After all Sonia Aggio, young author of the novel “In the Emperor’s Room” (Fazi Editore) included in the dozen of the 2024 Strega Prize, warns us from the first pages through a quote taken from “The mirror and the light” by Hilary Mantel: «But massacre is their job. They were raised to do this, like butchers in the slaughterhouse.” Giovanni begins life as a soldier far from home, with his cousin Costantino and a boulder that since Michael’s death weighs on him as much as the destiny that awaits him and which, if it weren’t for recurring visions and prophecies, he could never have guessed. That boulder is anger, an atavistic fury which, combined with the experiences of adult life, massacres and attacks but also the death in childbirth of his wife Maria Scleraina and his son, guides him on the battlefields, in palace meetings, in relationships with emperors and peers allowing him to intercept deceptions and movements of power. An anger that exceeds in cruelty, as in the case of the massacre on the road to Adana, and which will make him “that Armenian devil, that merciless beast” who, in assonance with Macbeth often cited by the author, will make a terrible decision precisely towards of Nicephorus.

Sonia Aggio, 28 years old, from Rovigo, already author of “Magnificat”, narrates the historical and existential parable of Giovanni Zimisce, accompanying the reader in the era of the Eastern Roman Empire of the 10th century, restoring the atmosphere between the scents of “laurel, roses and olive oil” and the stench of blood and death.

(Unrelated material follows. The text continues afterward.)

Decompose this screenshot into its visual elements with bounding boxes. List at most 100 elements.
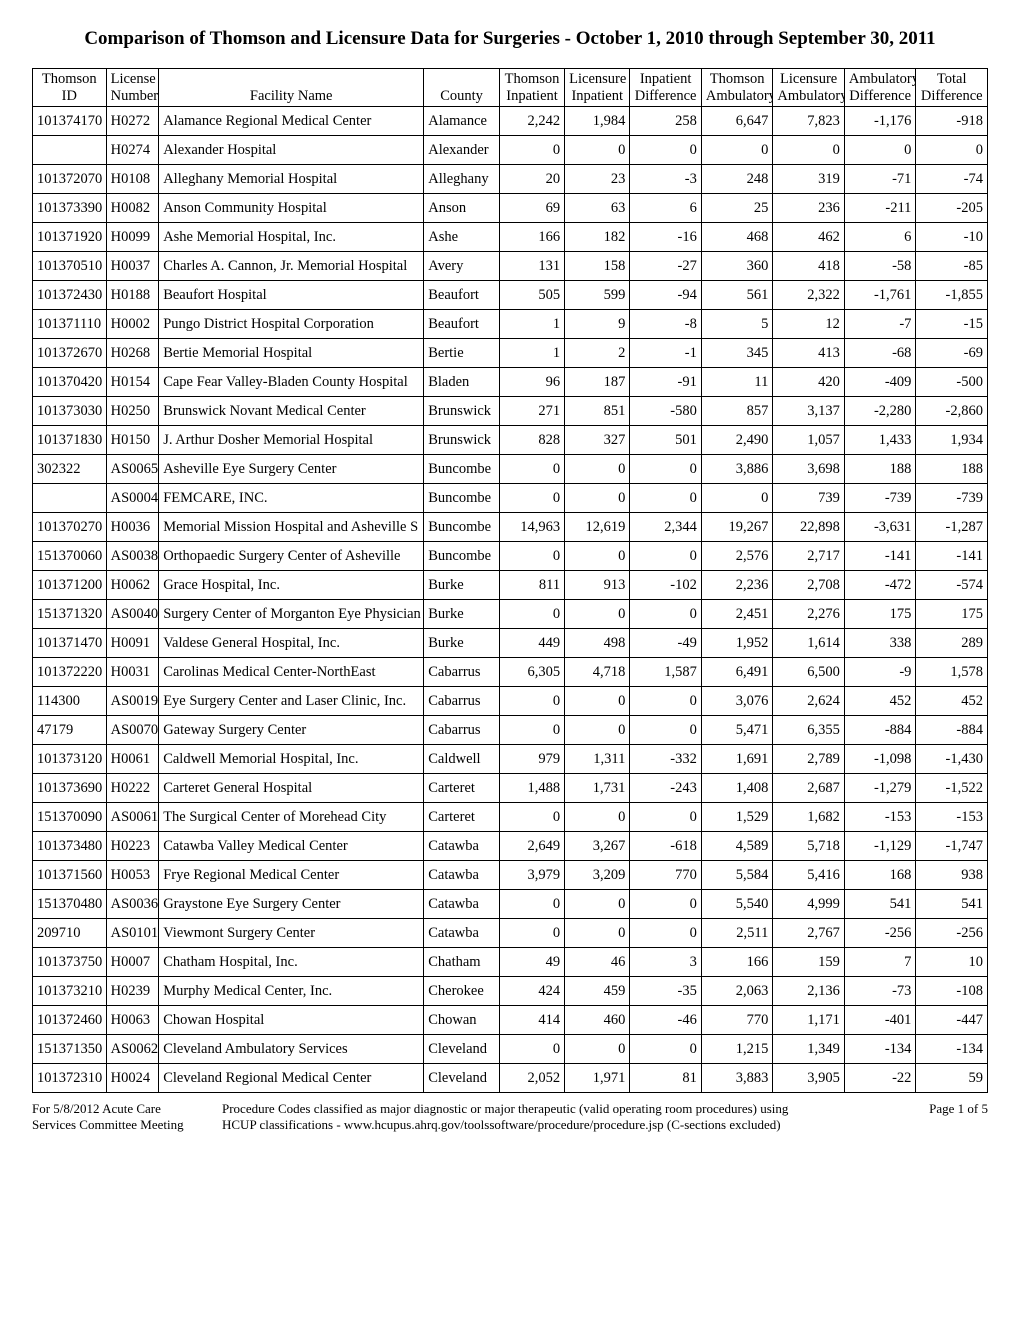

Through family trees, the map of ancient Anatolia and the events of Constantinople, Aggio intertwines History and Literature, real-life characters such as the Emperor Constantine with beings shaped by literary material including the three witches who brought the prophecy. Narrating about John the man and Zimisce the leader, “born under the sign of reptiles, of secret negotiations, of vice”, the feeling remains that the protagonist is not convinced that he deserves the crown. This too, however, had already been predicted: “How long will you resist the fulfillment of your destiny? You weren’t ready to listen the first time, were you? But today you are. Your destiny awaits you.”